Le fort peut écraser le faible sans défense ;
Mais il ne prescrit pas contre la Providence,
Qui venge tôt ou tard les droits de l’innocence.
On sait presque le nom du Loup qui prit l’Agneau ;
Qui n’en a pas frémi dans son enfance ?
Ce Loup qui, de vingt pas en amont du ruisseau,
Injuste, atroce et plein de malveillance,
Prétendait que ce pauvre Agneau
Le gênait et troublait son eau ;
Qu’il médisait de lui, même avant sa naissance ;
Que son frère, il n’en avait pas,
L’avait blessé d’un coup de langue ;
Enfin d’absurdités farcissant sa harangue,
Et terminant tout ce fatras
A la façon des mauvais gars,
En l’empoignant par l’épine dorsale !
Cette audace lui fut fatale :
On l’aperçut, et le village entier,
Se rassemblant pour une traque immense,
Résolut de bloquer ce hardi flibustier ;
Mais le rusé, rempli de prévoyance,
S’apercevant qu’on tourne la forêt,
Se met à jouer du jarret,
Si bel et si bien qu’il se flatte
De ne laisser que son fumet,
Quand il est tout à coup arrêté par la patte !
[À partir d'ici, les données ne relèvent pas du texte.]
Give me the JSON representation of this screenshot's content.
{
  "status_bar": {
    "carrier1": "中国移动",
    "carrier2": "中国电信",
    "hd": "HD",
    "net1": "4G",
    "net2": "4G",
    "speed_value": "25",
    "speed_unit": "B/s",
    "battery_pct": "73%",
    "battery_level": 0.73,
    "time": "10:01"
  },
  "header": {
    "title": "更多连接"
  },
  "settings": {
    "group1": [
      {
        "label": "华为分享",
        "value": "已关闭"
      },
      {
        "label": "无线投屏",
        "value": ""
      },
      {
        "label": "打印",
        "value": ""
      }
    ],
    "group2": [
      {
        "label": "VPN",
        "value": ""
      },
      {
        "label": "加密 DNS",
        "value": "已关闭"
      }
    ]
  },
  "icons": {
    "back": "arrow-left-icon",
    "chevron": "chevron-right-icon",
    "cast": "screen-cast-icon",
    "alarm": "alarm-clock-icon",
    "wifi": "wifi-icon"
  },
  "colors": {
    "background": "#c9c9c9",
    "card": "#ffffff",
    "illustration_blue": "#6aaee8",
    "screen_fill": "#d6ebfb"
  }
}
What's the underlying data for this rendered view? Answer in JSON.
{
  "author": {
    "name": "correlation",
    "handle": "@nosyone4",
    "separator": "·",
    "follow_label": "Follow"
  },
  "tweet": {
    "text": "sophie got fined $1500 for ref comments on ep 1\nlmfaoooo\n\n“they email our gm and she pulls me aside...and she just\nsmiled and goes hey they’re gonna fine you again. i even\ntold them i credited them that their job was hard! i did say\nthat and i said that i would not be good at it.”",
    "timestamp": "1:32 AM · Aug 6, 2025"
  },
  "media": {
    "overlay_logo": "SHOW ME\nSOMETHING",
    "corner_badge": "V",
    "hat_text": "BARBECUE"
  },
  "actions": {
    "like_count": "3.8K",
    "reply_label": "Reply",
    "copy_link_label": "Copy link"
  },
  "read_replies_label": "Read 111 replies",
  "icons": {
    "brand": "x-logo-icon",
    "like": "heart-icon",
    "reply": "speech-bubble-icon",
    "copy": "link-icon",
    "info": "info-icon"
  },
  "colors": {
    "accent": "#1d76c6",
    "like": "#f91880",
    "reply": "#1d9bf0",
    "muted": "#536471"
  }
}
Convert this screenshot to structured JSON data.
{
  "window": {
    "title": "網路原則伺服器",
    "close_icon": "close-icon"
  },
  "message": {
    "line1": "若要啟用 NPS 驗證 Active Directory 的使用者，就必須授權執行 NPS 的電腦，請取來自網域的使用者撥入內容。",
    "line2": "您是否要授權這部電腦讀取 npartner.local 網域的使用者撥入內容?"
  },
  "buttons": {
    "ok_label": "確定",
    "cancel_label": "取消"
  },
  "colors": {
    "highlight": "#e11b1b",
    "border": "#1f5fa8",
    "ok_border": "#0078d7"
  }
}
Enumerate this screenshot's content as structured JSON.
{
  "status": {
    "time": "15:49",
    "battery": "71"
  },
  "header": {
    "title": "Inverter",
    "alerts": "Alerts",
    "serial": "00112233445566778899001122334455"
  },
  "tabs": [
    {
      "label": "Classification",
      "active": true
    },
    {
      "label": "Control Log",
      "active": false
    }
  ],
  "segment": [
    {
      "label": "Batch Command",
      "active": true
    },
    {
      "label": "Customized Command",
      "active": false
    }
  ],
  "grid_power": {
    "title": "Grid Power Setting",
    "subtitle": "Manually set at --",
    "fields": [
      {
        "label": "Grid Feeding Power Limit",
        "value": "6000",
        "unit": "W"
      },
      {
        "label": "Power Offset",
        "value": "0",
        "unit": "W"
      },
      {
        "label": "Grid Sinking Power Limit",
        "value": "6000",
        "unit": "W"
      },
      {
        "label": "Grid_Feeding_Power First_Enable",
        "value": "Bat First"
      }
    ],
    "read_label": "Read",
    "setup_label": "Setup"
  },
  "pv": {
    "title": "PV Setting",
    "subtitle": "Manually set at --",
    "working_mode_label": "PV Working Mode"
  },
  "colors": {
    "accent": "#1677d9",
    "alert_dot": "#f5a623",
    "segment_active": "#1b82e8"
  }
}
Qu’on imagine sa douleur :
Garibaldi montra moins de fureur.
Déjà, pour mieux courir, il a lâché sa proie,
Et jusqu’à lui viennent les cris de joie
De-ceux qui retrouvent l’Agneau,
Blessé, tremblant, mais plein de vie.
Il entend, à deux pas, les dogues en furie,
Qui vont lui déchirer la peau,
Les cris de mort que l’on profère,
Du cercle étroit, qui toujours se resserre,
Les sinistres clameurs et les bruyants holà,
Enfin cent voix criant à la fois : «Le voilà ! »
Les uns pour lui veulent une mort lente,
Et d’autres qu’elle soit cruelle et violente.
Tandis qu’ainsi sa vie est à l’enjeu,
Ce garnement, se rassurant un peu,
Se met à prendre la parole ;
Mais, chose infiniment plus drôle !
C’est qu’ayant lu certains journaux,
Il prétend fléchir ses bourreaux,
Non pas en arguant de sa faim dévorante,
C’est-à-dire en plaidant
La circonstance atténuante ;
Mais en argumentant
Sur la base bien chancelante
Des principes du droit nouveau,
Dont il s’est bourré le cerveau.
« La raison du plus fort est toujours la meilleure ;
Voilà ce qu’on apprend, dit-il, de très-bonne heure.
Or, j’ai pour moi la force, et j’avais le succès,
Partant tout ce qu’il faut pour gagner mon procès.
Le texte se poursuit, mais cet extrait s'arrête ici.